Monday, February 10, 2020

A mustard manifesto


I can't say that I truly have a favorite color. In fact, I'm so uncertain of my favorite color, I've actually written a whole blog post about the subject!

Although my color tastes wax and wane, they almost always skew to cooler, more pastel shades, so another thing I can say is that I never would have expected mustard yellow to appear in my short list of preferred hues. But guess what happened.

Over the past 2 years, I've noticed myself being drawn more and more often to darker yellow and golden garments. My mustard cropped cardigan is a "darling of my wardrobe." I'm always trying to find excuses to wear my mustard long-sleeved tee, and I'm beefing up my collection of the color all the time.

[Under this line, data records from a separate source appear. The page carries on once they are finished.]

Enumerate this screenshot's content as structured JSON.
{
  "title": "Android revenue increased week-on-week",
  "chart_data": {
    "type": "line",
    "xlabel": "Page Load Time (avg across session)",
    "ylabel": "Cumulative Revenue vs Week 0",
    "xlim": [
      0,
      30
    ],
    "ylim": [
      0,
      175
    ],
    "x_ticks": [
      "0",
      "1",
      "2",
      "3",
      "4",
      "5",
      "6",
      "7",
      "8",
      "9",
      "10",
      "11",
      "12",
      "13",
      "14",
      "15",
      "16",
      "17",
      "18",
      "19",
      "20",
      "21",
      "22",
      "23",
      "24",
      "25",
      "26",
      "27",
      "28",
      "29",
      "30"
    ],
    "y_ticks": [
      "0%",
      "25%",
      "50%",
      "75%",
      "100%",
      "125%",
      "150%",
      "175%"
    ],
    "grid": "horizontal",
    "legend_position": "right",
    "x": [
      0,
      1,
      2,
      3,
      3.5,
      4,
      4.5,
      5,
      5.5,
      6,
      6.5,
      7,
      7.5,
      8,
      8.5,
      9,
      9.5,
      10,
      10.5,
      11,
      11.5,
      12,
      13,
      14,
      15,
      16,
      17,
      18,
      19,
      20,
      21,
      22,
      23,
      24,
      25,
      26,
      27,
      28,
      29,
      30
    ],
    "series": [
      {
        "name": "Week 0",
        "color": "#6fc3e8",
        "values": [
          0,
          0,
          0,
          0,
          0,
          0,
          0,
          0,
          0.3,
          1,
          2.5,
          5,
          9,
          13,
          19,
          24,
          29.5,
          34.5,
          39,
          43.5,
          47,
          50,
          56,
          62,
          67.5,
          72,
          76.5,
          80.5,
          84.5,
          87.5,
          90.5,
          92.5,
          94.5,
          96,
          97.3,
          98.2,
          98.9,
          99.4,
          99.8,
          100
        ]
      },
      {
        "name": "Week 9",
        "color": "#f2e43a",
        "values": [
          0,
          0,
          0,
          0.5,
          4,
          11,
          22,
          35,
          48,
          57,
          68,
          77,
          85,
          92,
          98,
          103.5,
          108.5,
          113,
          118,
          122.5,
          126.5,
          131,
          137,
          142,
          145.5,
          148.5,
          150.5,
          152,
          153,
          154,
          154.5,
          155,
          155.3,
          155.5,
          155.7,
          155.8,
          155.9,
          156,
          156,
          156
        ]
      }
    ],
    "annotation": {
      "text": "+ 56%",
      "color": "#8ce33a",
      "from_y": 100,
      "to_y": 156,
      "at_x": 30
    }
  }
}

My birthday shoes this year, which I lamented were not as shiny and gold as I'd been expecting, could quite accurately be described as mustard. An early summer order from Thredup contained my first-ever pair of mustard pants (really my first-ever pair of pants in any shade of orange or yellow). But when they arrived, I saw that the color, which had seemed so warm online, was almost greenish in real life. I wasn't sure if I was a fan, but I kept the pants and decided to see what happened.

This outfit happened. I had trouble coordinating the oddly colored pants with anything, hence the preponderance of black and white...but the slightly greenish yellow pants did happen to go quite well with my yellowish green shoes.

The 'fit is nothing to get excited over, but the existence of the pants themselves got me to thinking about color—specifically, how we define a particular color and the attributes a shade must have in order to meet the definition. I've had this internal debate about salmon and coral, and now, it seems, it's time to have it about mustard.

Those pants were not the sunny, orange-adjacent hue that I'd hitherto characterized as mustard, but with their slightly green tint, they were actually closer to real-life mustard than any other thing I'd ever bestowed with that descriptor. Real mustard – the kind that comes out of a squeeze jar – isn't golden and warm. It's straight-up yellow with an often sickly (or herbaceous, if you want a more pleasant term) greenish hue.

The color I'd previously been cavalierly referring to as "mustard" for so many years is really, I now have come to believe, more accurately described as "goldenrod," or "marigold," or really any number of other terms with the word "gold" in them. And that's the color I've actually been falling in love with. Not mustard, which runs dangerously close to the same shade as snot and bile.

Much appropriately, the first and only compliment I received when I finally wore my mustard pants was in the bathroom. The giver of said compliment specifically mentioned how much she liked the pants' color...so even if I'm not certain it will ever quite meet my approval, at least it meets someone else's!